PictureScreenshot of "The Iceman Cameth" as published October 2, 2015 in Popular Archaeology.
The Fall 2015 edition of Popular Archaeology contains a story about the Solutrean Hypothesis titled "The Iceman Cameth" by Patrick Hahn. I've seen the story (dated October 2) pop up in a number of groups that I follow online. It contains several obvious errors, including a particularly important one in the first paragraph.  I would have thought someone would have pointed them out and/or corrected them by now, but that doesn't appear to have happened.  So here you go.

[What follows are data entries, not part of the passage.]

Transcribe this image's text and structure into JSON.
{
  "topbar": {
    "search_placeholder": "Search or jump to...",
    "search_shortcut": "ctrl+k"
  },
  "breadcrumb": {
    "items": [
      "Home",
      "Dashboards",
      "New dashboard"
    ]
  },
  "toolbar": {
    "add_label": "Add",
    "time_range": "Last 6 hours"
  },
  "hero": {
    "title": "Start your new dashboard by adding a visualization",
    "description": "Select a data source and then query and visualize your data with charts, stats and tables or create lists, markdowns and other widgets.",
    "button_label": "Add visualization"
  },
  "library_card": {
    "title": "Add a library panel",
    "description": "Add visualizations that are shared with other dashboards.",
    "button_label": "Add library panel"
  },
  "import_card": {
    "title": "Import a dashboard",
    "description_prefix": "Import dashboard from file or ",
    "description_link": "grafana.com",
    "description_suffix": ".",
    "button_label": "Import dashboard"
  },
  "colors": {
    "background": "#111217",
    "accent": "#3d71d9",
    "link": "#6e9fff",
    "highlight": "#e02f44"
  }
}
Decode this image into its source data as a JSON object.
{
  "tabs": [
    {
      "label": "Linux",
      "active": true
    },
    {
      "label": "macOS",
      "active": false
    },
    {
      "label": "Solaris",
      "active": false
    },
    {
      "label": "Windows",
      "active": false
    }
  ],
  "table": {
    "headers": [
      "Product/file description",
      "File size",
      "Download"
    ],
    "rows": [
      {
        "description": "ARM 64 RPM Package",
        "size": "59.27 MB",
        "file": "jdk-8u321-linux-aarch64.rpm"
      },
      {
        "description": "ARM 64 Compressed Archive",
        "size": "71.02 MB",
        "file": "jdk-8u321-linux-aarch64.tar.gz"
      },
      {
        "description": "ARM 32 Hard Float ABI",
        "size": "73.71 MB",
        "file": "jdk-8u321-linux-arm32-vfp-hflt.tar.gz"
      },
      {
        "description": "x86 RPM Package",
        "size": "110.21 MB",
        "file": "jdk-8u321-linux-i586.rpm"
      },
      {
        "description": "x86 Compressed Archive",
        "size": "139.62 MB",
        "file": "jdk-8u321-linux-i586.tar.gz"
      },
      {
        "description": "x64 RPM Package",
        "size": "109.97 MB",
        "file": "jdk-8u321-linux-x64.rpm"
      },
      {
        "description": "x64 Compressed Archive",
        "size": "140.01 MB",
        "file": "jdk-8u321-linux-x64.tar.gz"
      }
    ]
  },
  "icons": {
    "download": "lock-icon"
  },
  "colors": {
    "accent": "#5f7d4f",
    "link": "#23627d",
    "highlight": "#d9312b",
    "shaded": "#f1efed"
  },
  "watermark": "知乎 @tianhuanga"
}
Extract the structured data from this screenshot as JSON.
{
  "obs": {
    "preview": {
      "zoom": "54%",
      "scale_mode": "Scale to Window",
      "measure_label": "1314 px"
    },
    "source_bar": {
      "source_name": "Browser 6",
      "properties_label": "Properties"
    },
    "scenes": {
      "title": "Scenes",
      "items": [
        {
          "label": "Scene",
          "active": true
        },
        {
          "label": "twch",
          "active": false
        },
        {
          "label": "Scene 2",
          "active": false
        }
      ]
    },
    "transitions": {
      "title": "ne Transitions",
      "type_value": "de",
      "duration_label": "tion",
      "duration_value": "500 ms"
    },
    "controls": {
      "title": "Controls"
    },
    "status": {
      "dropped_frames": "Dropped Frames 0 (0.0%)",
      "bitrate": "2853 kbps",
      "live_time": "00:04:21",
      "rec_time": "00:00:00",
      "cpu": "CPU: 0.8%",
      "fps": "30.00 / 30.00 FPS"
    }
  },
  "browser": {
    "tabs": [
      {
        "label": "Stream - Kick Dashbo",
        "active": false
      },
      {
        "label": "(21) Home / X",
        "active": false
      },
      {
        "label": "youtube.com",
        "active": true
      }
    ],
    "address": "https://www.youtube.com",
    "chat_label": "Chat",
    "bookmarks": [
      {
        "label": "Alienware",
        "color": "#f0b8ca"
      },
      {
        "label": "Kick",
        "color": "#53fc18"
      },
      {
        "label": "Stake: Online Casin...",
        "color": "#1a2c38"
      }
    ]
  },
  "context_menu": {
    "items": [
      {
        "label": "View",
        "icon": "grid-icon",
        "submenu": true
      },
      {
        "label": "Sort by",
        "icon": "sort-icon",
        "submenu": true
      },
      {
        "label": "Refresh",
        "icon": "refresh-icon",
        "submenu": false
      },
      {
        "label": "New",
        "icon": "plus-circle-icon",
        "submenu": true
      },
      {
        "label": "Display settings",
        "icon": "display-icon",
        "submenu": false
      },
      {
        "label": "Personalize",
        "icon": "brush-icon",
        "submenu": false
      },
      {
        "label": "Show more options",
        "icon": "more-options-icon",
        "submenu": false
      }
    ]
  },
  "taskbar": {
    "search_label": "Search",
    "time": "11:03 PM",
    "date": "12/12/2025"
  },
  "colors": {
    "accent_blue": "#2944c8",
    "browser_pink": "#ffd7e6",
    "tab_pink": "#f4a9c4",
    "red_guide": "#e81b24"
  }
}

This is the first paragraph of the story:

"In his laboratory at the Smithsonian’s Museum of Natural History in Washington, D.C., Dr. Dennis Stanford hands me a slab of brown plaster.
 It’s a replica of a bone fragment – from a mastodon or a giant ground sloth – the original having been dredged from the bottom of the Chesapeake Bay. On the slab is an etching of a mastodon, placed there by some unknown artist long ago. By itself, the find is a truly remarkable one. But more than this, the artifact, dated to a staggering 22,000 years ago, is now part of a growing body of evidence that could overturn everything scientists once thought they knew about the peopling of the Americas."

The first sentence might be correct.  The rest of the first paragraph, however, is wrong.  

Unless I missed something, there is no 22,000 year-old mastodon carving from Chesapeake Bay. The author has conflated the carving of a mammoth on a piece of fossil bone from Vero Beach, Florida (dating to about 13,000 years ago), with the 22,000-year-old mastodon remains that were purportedly dredged up from the mid-Atlantic continental shelf along with the Cinmar biface.

This is not a trivial error: it conflates a discovery that is accepted (Vero Beach) with one that is much less so (Cinmar), casting the case for the Solutrean Hypothesis in a more favorable light than is deserved based on the evidence.  

As far as I know, no-one really doubts the veracity of the Vero Beach mammoth carving: it appears to be a genuine artifact that dates to at least 13,000 years ago (i.e., when mammoths became extinct).  It could have been produced by Clovis or pre-Clovis peoples.  It's pretty cool, but it hasn't been dated to 22,000 years ago and doesn't "overturn everything scientists thought they knew."  If you want to read some scholarly work on the Vero Beach carving, here is a 2011 paper by Barbara Purdy et al. from the Journal of Archaeological Science.  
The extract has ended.